Radiotherapy has been one of the pillars for the management of neoplastic burden in cancer patients for over a century. It is used as a treatment modality in approximately 50% of cancer patients in the neoadjuvant, adjuvant, curative or palliative settings [4] [4]. Tri-modality treatment of surgery, chemotherapy and radiotherapy is the standard of care in oesophageal adenocarcinoma (OAC) and oesophageal squamous cell carcinoma (OSCC), while in gastric cancer (GC) adjuvant chemotherapy use depends on surgical margins and the extent of lymph node dissection [5]. Radiation triggers DNA damage-induced cell death in cancer cells but can also modify the antigenicity and the adjuvanticity of tumours. This is by activating cytosolic DNA sensors, inducing immunogenic cell death, enhancing neoantigen expression and modulating the tumour microenvironment (TME) [6]. Therefore, combining immuno-oncology approaches with radiation could boost response to ICI in UGI cancers (Figure 1). In this review, we describe the mechanistic rationale for combining immunotherapy and radiotherapy, clinical trials of radio-immunotherapy in gastroesophageal malignancies and current strategies to optimise radiation regimen efficacy while minimising toxicity.
Figure 1. Combination strategies of ICIs in UGI cancers. Immune checkpoint inhibitors (ICIs) are under investigation in a variety of settings in upper gastrointestinal (UGI) cancers, including in conjunction with surgery, chemotherapy, radiation therapy, and multimodal combinations.
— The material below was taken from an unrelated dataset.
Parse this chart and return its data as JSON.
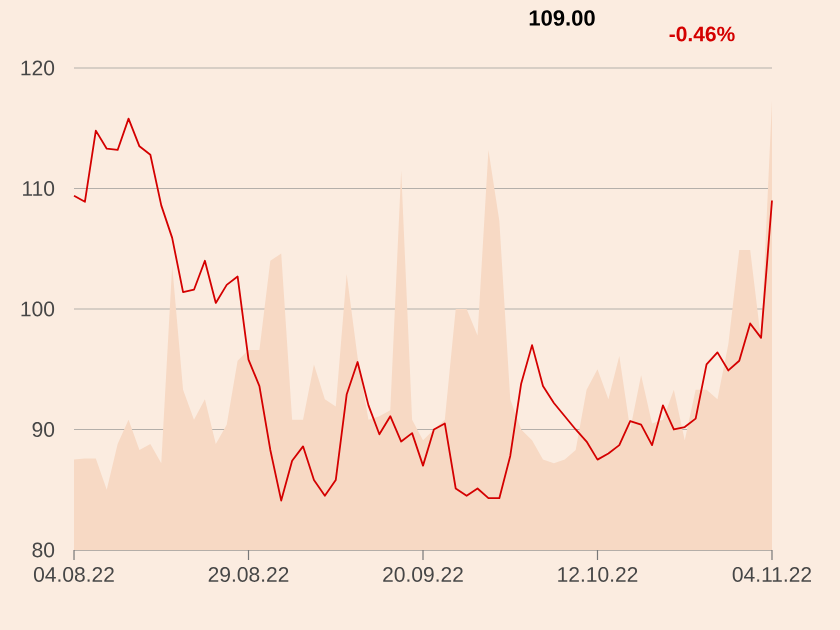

Single agent ICI trials in UGI cancers have delivered modest results. The ATTRACTION-2 phase III trial found that nivolumab (anti-PD-1) improved overall survival (OS; 5.3 vs. 4.1 months in the placebo group, p < 0.0001) in heavily pretreated GC or gastroesophageal junction cancer (GEJC) regardless of PD-L1 expression [7][51]. The KEYNOTE-059 phase II study evaluated pembrolizumab (anti-PD-1) versus chemotherapy in previously treated GC or GEJC, with the objective response rate (ORR) of 11.6%, with a longer median duration of response in PD-L1+ patients (16.3 vs. 6.9 months) [8][52]. Based on these results, in 2018 the FDA granted accelerated approval to pembrolizumab in the third line treatment of recurrent GC or GEJC that overexpresses PD-L1 with a Combined Positive Score [CPS] ≥ 10), as determined by a U.S. Food and Drug Administration (FDA)-approved test, with disease progression after one or more prior lines of systemic therapy as identified in KEYNOTE-181. Clinical efficacy of ICIs in OSCC is slightly more encouraging, with KEYNOTE 181, a phase III trial reporting that as second line treatment, the median OS with pembrolizumab vs. chemotherapy was similar in the intention to treat(ITT) group (7.1 vs. 7.1 months) and longer in the SCC (8.2 vs. 7.1 months) and PD-L1 CPS ≥10 groups (9.3 vs. 6.7 months) [9][53]. A trend was observed favouring responses in OSCC, forming the basis for the 2019 FDA approval of pembrolizumab in the second line treatment of metastatic PD-L1+ OSCC. More recently, the ATTRACTION-3 phase III trial of second line nivolumab vs. chemotherapy confirmed this OS benefit (10.9 months vs. 8.4 months, p = 0.019), further supporting the place of PD-1 inhibition in metastatic OSCC [10][54]. Approved indications of immunotherapy in gastroesophageal cancer are therefore confined to the second- or third-line treatment of metastatic disease. However, more recent data from the CheckMate-649 and KEYNOTE-590 studies indicate that the addition of nivolumab (median OS: 14.4 vs. 11.1, HR 0.71, p < 0.0001) or pembrolizumab (median OS: 12.4 vs. 9.8, HR 0.73, p < 0.0001) to first line chemotherapy in metastatic UGI cancers can prolong overall survival [11][12][55,56]. This suggests that combining ICIs with more traditional treatment modalities can improve outcomes in gastroesophageal cancers.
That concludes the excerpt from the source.